Sementara, seorang mahasiwa Indonesia lainya di Melbourne Josua mengatakan bahwa harga yang ditawarkan penyedia jasa joki di sekolahnya berada di kisaran AUD$150 (Rp 1.4 juta ) sampai AUD$500 (Rp 4.8 juta).

“Dengan harga sebesar itu, kebanyakan mereka lolos tapi ada yang tertangkap basah.” kata Josua yang mengatakan secara pribadi belum pernah mengggunakan jasa joki namun tahu teman yang melakukannya.

Menurut survei, harga dari jasa joki yang dapat dengan mudah ditemukan di media sosial adalah sebesar AUD$49 atau Rp 468.000 per 1000 kata.

Beberapa siswa bahkan rela membayar joki dengan harga AUD$4444 (Rp 42 juta) demi menyelesaikan satu tugas.

Video still: University students sitting in a lecture theatre
Di Australia, 10 persen mahasiswa menggunakan jasa dari penyedia layanan joki.

ABC News

Hasil joki belum tentu bagus

Menurut Josua mahasiswa jurusan Manajemen Proyek tahun kedua di sebuah universitas di kota Melbourne, Australia, jasa joki digunakan teman-temannya yang suka bolos kelas.

“Mereka [pengguna jasa joki] jarang masuk kelas, jadi tidak tahu perkembangan kelas dan hanya tahu batas waktu pengumpulan tugas saja. Mereka bisa pergi jalan-jalan atau kerja.” katanya kepada Natasya Salim dari ABC Indonesia.

Di tengah relatif banyaknya pengguna jasa joki di kelasnya, Josua menolak untuk menggunakan jasa joki karena merasa lebih puas mengerjakan tugas sendiri.

“Lebih baik tahu kemampuan diri daripada pakai kemampuan orang yang belum tentu hasilnya bagus,” katanya.

“Kalau sudah bayar dan ternyata nilainya pas-pasan tetap saja tidak enak.
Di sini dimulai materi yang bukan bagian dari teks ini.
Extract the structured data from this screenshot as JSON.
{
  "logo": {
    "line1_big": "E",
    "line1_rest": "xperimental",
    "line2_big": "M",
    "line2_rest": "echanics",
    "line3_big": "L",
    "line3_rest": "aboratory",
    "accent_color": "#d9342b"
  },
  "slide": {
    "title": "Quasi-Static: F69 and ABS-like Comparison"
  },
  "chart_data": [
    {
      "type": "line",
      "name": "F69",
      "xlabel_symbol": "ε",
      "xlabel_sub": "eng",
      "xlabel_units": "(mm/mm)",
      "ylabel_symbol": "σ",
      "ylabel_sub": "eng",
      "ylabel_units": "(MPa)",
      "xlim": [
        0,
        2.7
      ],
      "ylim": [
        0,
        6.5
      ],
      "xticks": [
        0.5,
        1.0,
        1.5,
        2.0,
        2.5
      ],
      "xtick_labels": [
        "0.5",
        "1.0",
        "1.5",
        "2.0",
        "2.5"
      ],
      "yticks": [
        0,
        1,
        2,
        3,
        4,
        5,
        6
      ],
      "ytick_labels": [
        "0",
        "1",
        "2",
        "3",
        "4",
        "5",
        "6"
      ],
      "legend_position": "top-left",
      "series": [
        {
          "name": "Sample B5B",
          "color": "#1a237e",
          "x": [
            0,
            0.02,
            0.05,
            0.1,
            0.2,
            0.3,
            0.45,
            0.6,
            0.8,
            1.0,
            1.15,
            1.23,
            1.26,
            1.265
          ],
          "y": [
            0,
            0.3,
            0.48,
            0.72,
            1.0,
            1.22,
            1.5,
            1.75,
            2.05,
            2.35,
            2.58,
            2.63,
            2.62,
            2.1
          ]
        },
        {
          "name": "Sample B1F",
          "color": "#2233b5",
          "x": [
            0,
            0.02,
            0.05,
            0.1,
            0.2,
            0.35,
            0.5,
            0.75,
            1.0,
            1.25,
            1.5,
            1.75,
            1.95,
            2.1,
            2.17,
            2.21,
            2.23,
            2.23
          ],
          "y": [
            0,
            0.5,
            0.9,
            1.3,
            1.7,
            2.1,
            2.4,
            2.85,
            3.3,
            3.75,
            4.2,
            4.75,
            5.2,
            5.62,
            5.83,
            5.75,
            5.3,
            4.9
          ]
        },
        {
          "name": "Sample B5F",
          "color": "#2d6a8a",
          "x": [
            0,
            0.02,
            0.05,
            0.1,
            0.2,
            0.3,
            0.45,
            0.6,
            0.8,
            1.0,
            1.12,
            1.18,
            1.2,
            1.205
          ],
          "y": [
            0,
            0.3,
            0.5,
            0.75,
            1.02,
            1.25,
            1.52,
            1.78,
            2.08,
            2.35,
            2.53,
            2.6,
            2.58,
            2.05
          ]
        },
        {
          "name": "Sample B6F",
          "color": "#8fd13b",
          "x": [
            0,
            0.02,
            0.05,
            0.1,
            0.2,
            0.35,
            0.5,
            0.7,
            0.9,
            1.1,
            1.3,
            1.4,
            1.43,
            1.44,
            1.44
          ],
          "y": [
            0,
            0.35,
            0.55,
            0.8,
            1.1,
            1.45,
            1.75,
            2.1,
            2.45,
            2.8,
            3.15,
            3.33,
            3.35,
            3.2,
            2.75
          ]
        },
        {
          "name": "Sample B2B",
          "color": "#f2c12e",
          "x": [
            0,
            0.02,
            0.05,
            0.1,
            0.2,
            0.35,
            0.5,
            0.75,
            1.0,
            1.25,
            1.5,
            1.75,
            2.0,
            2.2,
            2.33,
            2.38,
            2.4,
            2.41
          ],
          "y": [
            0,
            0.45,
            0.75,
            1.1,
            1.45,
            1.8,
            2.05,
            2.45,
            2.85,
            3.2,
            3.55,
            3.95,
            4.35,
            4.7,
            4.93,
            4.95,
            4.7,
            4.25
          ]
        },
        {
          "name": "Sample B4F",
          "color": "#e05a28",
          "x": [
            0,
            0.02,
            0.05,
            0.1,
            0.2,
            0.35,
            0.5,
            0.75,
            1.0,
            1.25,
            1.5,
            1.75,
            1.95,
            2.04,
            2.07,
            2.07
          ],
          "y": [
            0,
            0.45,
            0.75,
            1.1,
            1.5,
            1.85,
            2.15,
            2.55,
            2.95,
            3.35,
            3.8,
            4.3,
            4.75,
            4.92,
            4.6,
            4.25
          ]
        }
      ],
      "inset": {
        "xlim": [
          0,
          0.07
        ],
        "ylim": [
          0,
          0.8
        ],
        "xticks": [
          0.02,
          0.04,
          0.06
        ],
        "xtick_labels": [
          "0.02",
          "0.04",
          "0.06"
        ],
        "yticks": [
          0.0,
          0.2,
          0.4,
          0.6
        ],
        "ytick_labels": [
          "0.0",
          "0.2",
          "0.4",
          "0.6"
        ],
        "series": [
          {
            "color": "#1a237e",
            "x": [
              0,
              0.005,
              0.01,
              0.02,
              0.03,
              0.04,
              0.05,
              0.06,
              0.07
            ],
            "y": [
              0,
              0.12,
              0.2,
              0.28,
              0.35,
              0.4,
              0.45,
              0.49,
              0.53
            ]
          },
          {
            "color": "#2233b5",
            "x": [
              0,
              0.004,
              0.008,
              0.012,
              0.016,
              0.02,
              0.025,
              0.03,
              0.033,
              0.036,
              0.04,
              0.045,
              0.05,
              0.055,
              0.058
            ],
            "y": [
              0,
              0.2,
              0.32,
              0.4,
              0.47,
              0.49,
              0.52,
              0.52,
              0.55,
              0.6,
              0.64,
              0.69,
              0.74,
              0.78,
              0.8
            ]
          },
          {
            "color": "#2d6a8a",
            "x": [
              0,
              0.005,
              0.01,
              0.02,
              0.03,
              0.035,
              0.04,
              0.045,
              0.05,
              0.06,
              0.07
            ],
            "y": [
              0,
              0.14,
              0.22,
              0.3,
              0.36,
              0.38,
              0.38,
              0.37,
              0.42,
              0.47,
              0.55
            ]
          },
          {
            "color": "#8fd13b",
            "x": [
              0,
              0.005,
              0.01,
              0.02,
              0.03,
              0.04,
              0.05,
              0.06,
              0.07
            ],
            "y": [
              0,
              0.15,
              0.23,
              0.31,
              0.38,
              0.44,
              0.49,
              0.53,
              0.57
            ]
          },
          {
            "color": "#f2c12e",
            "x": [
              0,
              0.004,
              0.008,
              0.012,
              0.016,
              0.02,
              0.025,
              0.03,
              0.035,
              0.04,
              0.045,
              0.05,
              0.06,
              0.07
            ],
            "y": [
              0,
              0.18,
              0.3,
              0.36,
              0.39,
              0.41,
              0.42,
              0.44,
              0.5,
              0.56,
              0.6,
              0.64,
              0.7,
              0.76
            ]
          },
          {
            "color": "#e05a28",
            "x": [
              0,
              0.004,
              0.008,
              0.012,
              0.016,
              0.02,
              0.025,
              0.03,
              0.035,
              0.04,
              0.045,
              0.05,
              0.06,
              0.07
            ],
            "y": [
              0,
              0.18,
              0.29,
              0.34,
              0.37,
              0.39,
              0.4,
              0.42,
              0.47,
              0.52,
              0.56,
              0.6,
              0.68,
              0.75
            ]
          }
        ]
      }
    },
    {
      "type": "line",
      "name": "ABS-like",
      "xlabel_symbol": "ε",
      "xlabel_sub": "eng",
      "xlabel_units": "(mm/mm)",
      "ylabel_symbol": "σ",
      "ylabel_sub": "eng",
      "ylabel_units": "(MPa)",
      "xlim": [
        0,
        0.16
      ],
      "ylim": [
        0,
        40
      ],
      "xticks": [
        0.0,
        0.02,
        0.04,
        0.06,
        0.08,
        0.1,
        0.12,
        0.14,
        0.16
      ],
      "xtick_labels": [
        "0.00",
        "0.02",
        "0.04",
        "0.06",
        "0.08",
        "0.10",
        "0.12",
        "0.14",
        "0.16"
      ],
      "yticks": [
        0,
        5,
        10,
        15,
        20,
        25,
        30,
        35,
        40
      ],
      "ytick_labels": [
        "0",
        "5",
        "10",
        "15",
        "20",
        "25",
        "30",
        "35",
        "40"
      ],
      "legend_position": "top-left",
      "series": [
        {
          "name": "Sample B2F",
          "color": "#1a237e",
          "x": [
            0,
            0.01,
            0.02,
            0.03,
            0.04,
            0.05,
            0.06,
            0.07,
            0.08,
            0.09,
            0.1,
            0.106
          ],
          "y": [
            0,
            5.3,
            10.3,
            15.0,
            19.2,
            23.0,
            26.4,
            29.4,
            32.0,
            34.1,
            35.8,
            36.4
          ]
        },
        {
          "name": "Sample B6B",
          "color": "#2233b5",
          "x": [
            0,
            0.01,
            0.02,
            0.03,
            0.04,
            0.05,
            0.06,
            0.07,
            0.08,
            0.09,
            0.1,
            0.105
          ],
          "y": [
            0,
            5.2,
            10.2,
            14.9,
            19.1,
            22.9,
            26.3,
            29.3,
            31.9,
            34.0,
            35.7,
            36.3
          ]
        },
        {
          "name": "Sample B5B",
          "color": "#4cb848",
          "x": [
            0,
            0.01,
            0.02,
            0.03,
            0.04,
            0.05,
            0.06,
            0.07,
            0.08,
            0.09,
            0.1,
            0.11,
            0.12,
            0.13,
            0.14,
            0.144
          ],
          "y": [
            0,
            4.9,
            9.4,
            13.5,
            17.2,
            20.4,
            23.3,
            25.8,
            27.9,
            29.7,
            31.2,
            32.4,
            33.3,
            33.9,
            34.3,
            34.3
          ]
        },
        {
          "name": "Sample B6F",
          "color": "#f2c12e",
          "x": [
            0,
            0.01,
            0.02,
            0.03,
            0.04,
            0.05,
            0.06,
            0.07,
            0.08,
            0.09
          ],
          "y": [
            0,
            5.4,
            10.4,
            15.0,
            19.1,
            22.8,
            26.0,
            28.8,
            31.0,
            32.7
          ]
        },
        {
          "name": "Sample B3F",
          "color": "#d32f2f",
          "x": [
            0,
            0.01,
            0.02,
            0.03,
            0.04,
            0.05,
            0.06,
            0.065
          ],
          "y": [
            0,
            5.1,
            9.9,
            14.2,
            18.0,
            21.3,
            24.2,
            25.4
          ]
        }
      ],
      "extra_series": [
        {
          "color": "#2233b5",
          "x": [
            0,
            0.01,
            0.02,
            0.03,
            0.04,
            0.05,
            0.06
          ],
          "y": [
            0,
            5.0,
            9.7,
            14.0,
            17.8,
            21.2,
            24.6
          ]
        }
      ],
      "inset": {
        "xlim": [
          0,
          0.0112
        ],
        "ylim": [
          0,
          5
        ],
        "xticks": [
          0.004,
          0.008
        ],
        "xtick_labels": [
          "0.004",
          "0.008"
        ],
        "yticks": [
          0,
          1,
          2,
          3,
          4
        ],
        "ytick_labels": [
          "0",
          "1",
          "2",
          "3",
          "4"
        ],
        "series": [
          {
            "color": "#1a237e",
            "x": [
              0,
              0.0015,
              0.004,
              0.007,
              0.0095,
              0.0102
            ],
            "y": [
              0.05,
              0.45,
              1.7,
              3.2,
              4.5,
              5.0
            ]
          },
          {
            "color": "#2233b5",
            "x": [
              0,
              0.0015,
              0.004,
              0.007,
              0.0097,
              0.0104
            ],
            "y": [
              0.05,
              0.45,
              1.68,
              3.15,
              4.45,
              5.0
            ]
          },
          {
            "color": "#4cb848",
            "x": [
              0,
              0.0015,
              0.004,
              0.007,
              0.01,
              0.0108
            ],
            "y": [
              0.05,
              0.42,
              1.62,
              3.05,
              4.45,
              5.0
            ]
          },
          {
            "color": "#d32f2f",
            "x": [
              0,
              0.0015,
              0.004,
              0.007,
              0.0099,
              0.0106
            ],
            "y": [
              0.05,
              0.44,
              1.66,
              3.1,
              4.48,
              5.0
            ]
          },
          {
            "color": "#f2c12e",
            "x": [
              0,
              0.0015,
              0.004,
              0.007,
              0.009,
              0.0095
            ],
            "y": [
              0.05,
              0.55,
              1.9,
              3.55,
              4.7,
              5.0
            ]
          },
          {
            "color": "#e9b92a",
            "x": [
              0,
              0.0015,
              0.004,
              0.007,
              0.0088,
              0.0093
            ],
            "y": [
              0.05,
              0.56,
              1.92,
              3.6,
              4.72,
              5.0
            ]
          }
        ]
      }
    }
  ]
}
Kalau pakai kemampuan sendiri biar pun nilai pas-pasan sudah puas.”

Siska mahasiswi sebuah universitas di Melbourne yang sedang menyelesaikan studinya di jurusan Pendidikan juga tidak mau menggunakan jasa joki karena hasil pengerjaan yang tidak pasti.

“Kalau dengar dari cerita teman-teman hasilnya tidak pasti. Kalau dapat joki bagus ya [hasilnya] bagus, kalau tidak ya tidak,” katanya.

“Lagipula saya sudah bayar kuliah mahal-mahal. Buat apa kalau tidak belajar?” katanya lagi.

Pemerintah Australia kecam joki

Pada tanggal 8 April 2019, pemerintah Australia menunjukkan sikap tegas terhadap pihak yang terlibat dalam penyediaan jasa joki.

Pemerintah sudah mengajukan rancangan undang-undang (RUU) yang akan mengkriminalisasi praktek jasa joki dengan ancaman penjara dua tahun serta denda hingga 210 ribu dollar (sekitar Rp 2,1 miliar).

Menteri pendidikan Australia, Dan Tehan mengatakan bahwa kejahatan cheating turut mengancam integritas sistem pendidikan tinggi Australia.

“Jika Anda menulis makalah kuliah untuk orang lain, maka itu suatu bentuk kecurangan,” katanya.

“Anda telah merusak kerja keras mahasiswa lainnya dan merusak sistem pendidikan kami yang kelas dunia.”

Para peneliti mengatakan penyedia jasa joki di internet pada umumnya berasal dari negara berpendapatan rendah.

Menurut laporan, 28 dari 93 perusahaan penyedia layanan joki berasal dari Kenya.

Laporan itu menunjukkan bahwa 20.000 orang di Kenya yang bekerja di bawah judul “penulis akademik” sesungguhnya mengerjakan tugas para mahasiswa di Amerika Serikat, Inggris dan Australia.